By modelling the physical system under study as a network (graph) and assigning a dedicated core to each vertex in the graph, we get a computing system with remarkable properties:

These three components are scalable: if we want more accuracy, or to analyse a bigger system, we just add more cores.

Simulations of biological matter typically divide 3D space into a grid of small cubes and assign each cube to one core: each core then integrates the equations of motion for all the particles in its cube. All communication between cubes is handled by passing messages containing particle positions, velocities and forces. In a conventional supercomputer simulation this method is limited by the high delay of message passing, rather than just the compute time. The system speedup is therefore limited by the compute/messaging ratio of the processors. POETS breaks through this limitation in two ways: (1) by reducing each message to a small fixed size, with a very low message passing delay, and (2) dividing the volume of biological matter so finely such that each cube contains only a few atoms or molecules. The local computational cost per core is thus small and only one or two messages must be exchanged per core-pair to advance the simulation - all the cores operate in parallel. By exploiting high speed messaging we can reduce the compute costs, which translate into much larger systems eing simulated for longer, in a shorter time period.

Asynchronous Numerical Algorithms

One way of using POETS is to use it to accelerate existing algorithms, but another way is to use it as a test-bed for genuinely new algorithms which directly exploit the hardware.

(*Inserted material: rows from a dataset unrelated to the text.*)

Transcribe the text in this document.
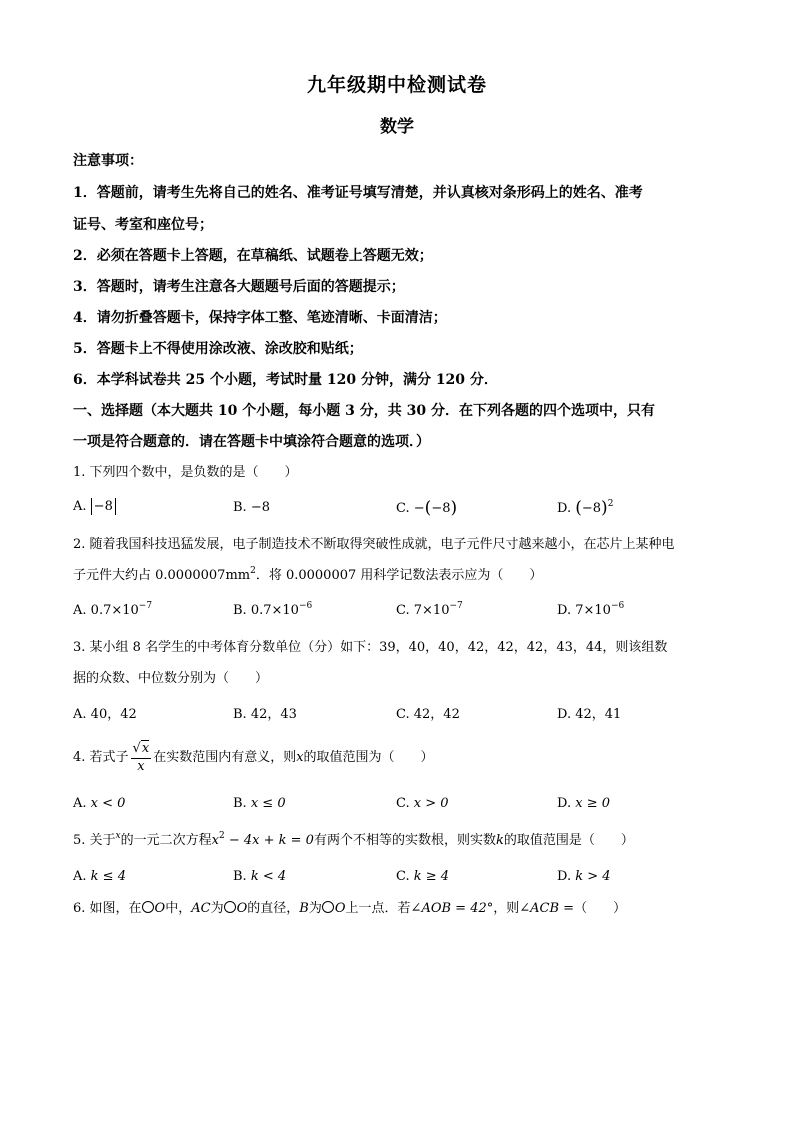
九年级期中检测试卷
数学
注意事项：
1．答题前，请考生先将自己的姓名、准考证号填写清楚，并认真核对条形码上的姓名、准考
证号、考室和座位号；
2．必须在答题卡上答题，在草稿纸、试题卷上答题无效；
3．答题时，请考生注意各大题题号后面的答题提示；
4．请勿折叠答题卡，保持字体工整、笔迹清晰、卡面清洁；
5．答题卡上不得使用涂改液、涂改胶和贴纸；
6．本学科试卷共 25 个小题，考试时量 120 分钟，满分 120 分．
一、选择题（本大题共 10 个小题，每小题 3 分，共 30 分．在下列各题的四个选项中，只有
一项是符合题意的．请在答题卡中填涂符合题意的选项．）
1. 下列四个数中，是负数的是（　　）
A. −8	B. −8	C. −(−8)	D. $(-8)^2$
2. 随着我国科技迅猛发展，电子制造技术不断取得突破性成就，电子元件尺寸越来越小，在芯片上某种电
子元件大约占 $0.0000007mm^2$．将 0.0000007 用科学记数法表示应为（　　）
A. $0.7\times 10^{-7}$	B. $0.7\times 10^{-6}$	C. $7\times 10^{-7}$	D. $7\times 10^{-6}$
3. 某小组 8 名学生的中考体育分数单位（分）如下：39，40，40，42，42，42，43，44，则该组数
据的众数、中位数分别为（　　）
A. 40，42	B. 42，43	C. 42，42	D. 42，41
4. 若式子 $\frac{√x}{x}$ 在实数范围内有意义，则x的取值范围为（　　）
A. x < 0	B. x ≤ 0	C. x > 0	D. x ≥ 0
5. 关于$^x$的一元二次方程$x^2 - 4x + k = 0$有两个不相等的实数根，则实数k的取值范围是（　　）
A. k ≤ 4	B. k < 4	C. k ≥ 4	D. k > 4
6. 如图，在 O中，AC为 O的直径，B为 O上一点．若∠AOB = 42°，则∠ACB =（　　）
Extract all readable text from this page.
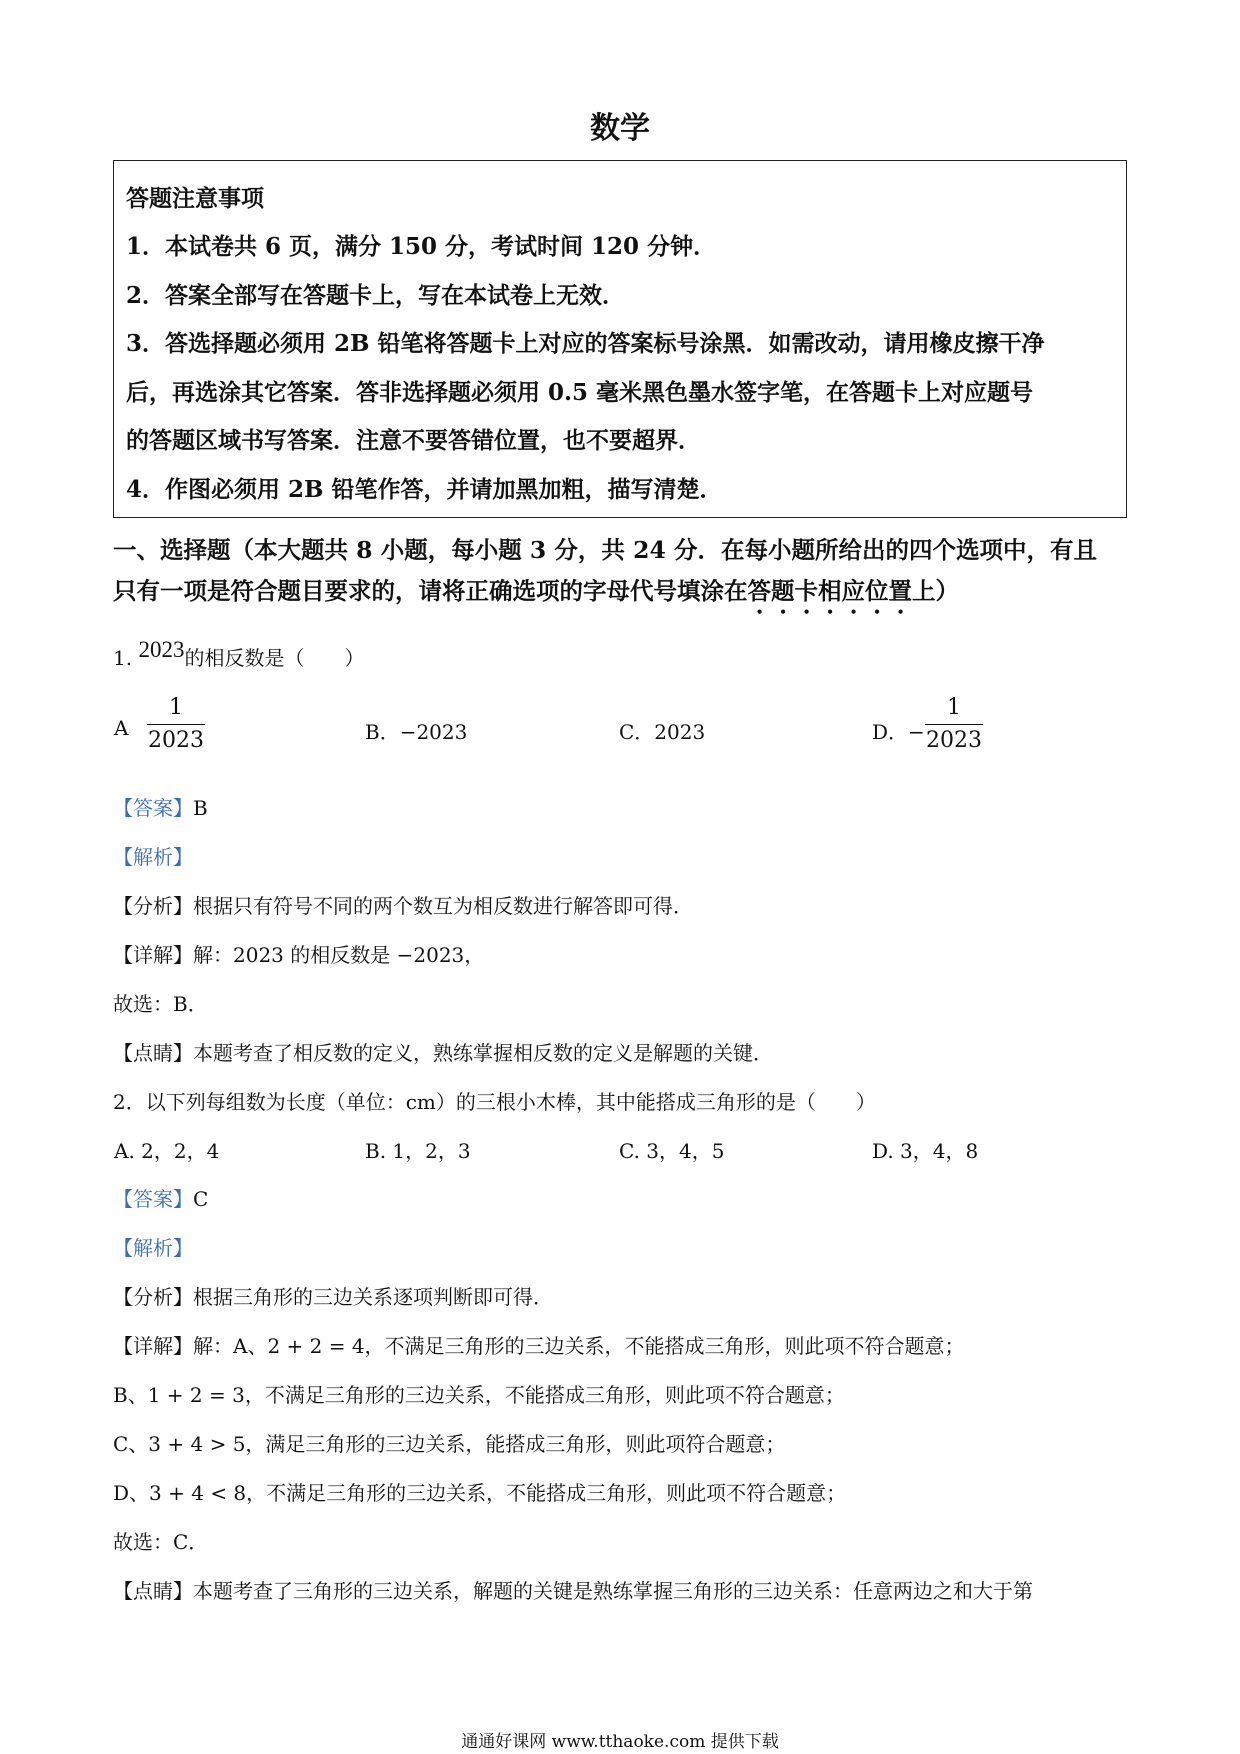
数学
答题注意事项
1．本试卷共 6 页，满分 150 分，考试时间 120 分钟．
2．答案全部写在答题卡上，写在本试卷上无效．
3．答选择题必须用 2B 铅笔将答题卡上对应的答案标号涂黑．如需改动，请用橡皮擦干净
后，再选涂其它答案．答非选择题必须用 0.5 毫米黑色墨水签字笔，在答题卡上对应题号
的答题区域书写答案．注意不要答错位置，也不要超界．
4．作图必须用 2B 铅笔作答，并请加黑加粗，描写清楚．
一、选择题（本大题共 8 小题，每小题 3 分，共 24 分．在每小题所给出的四个选项中，有且
只有一项是符合题目要求的，请将正确选项的字母代号填涂在答题卡相应位置上）
1. 2023的相反数是（　　）
A
1
2023	B．−2023	C．2023	D．−
1
2023
【答案】B
【解析】
【分析】根据只有符号不同的两个数互为相反数进行解答即可得．
【详解】解：2023 的相反数是 −2023，
故选：B．
【点睛】本题考查了相反数的定义，熟练掌握相反数的定义是解题的关键．
2．以下列每组数为长度（单位：cm）的三根小木棒，其中能搭成三角形的是（　　）
A. 2，2，4	B. 1，2，3	C. 3，4，5	D. 3，4，8
【答案】C
【解析】
【分析】根据三角形的三边关系逐项判断即可得．
【详解】解：A、2 + 2 = 4，不满足三角形的三边关系，不能搭成三角形，则此项不符合题意；
B、1 + 2 = 3，不满足三角形的三边关系，不能搭成三角形，则此项不符合题意；
C、3 + 4 > 5，满足三角形的三边关系，能搭成三角形，则此项符合题意；
D、3 + 4 < 8，不满足三角形的三边关系，不能搭成三角形，则此项不符合题意；
故选：C．
【点睛】本题考查了三角形的三边关系，解题的关键是熟练掌握三角形的三边关系：任意两边之和大于第
通通好课网 www.tthaoke.com 提供下载
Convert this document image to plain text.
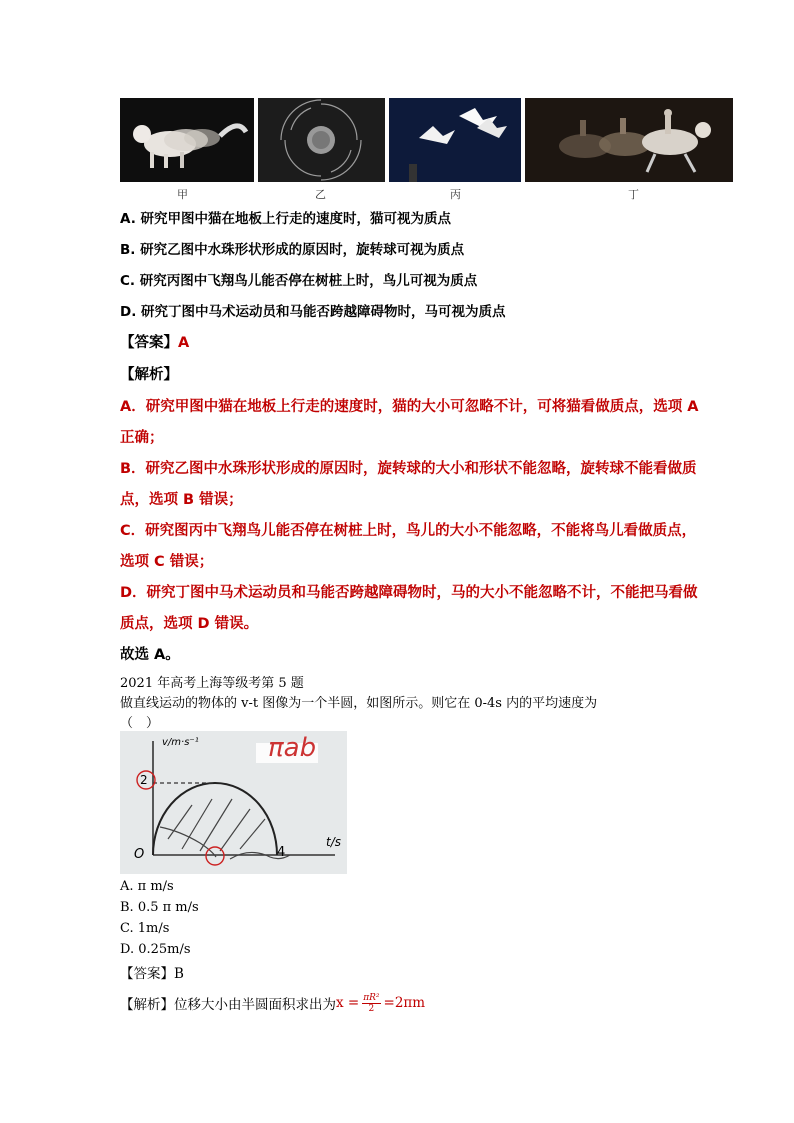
甲	乙	丙	丁
A. 研究甲图中猫在地板上行走的速度时，猫可视为质点
B. 研究乙图中水珠形状形成的原因时，旋转球可视为质点
C. 研究丙图中飞翔鸟儿能否停在树桩上时，鸟儿可视为质点
D. 研究丁图中马术运动员和马能否跨越障碍物时，马可视为质点
【答案】A
【解析】
A．研究甲图中猫在地板上行走的速度时，猫的大小可忽略不计，可将猫看做质点，选项 A
正确；
B．研究乙图中水珠形状形成的原因时，旋转球的大小和形状不能忽略，旋转球不能看做质
点，选项 B 错误；
C．研究图丙中飞翔鸟儿能否停在树桩上时，鸟儿的大小不能忽略，不能将鸟儿看做质点，
选项 C 错误；
D．研究丁图中马术运动员和马能否跨越障碍物时，马的大小不能忽略不计，不能把马看做
质点，选项 D 错误。
故选 A。
2021 年高考上海等级考第 5 题
做直线运动的物体的 v-t 图像为一个半圆，如图所示。则它在 0-4s 内的平均速度为
（　）
v/m·s⁻¹	πab
2
O	4
t/s
A. π m/s
B. 0.5 π m/s
C. 1m/s
D. 0.25m/s
【答案】B
【解析】 位移大小由半圆面积求出为 $x = \frac{\text{πR²}}{2} =2\pi m$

This research project would investigate how we can transform and adapt existing synchronous numerical algorithms to work in a truly asynchronous compute fabric.

Numerical methods are widely used in science and industry to provide approximation solutions to problems which have no closed-form solutions, or are too expensive to solve exactly. Examples include n-body simulations for modelling galaxies, finite-difference solvers for modelling hydrodynamics, and finite-element simulations for evaluating wind turbines. When one thinks of the largest super-computers in the world, such as Summit, Sierra or Sunway TaihuLight, they spend most of their time executing such problems on tens or hundreds of thousands of cores. Many of these numerical methods involve stepping a simulated physical system through time, and usually will rely on the entire simulation reaching time t before any part of the simulation can move onto time t+1. This lock-step progression through time can lead to inefficiency when executing these simulations on massively parallel systems, as synchronising across thousands of cores is expensive in time and energy.

POETS offers the chance to come up with new algorithms that exploit the asynchronous nature of computers, and avoid the traditional reliance on synchronisation. The figure in the top-right shows a finite-element simulation of an airfoil, which was run on POETS using an algorithm with no synchronisation, but which still relies on discrete time steps from t to t+1. However, there is also huge scope for numerical methods which directly incorporate asynchrony at the lowest level, and can exploit the inherently un-ordered and un-predictable nature of modern large-scale distributed systems. POETS is a great test-bed for this type of research, allowing theoretical ideas to actually be tested in real-world systems. This research area would be ideal both for compute scientists and engineers interesting in algorithmic research, and also physicists or chemists who were interested in exploring the computational side of their field. This studentship also provides an opportunity to interact with other research teams working on various layers of the POETS stack as well as a number of industrial partners.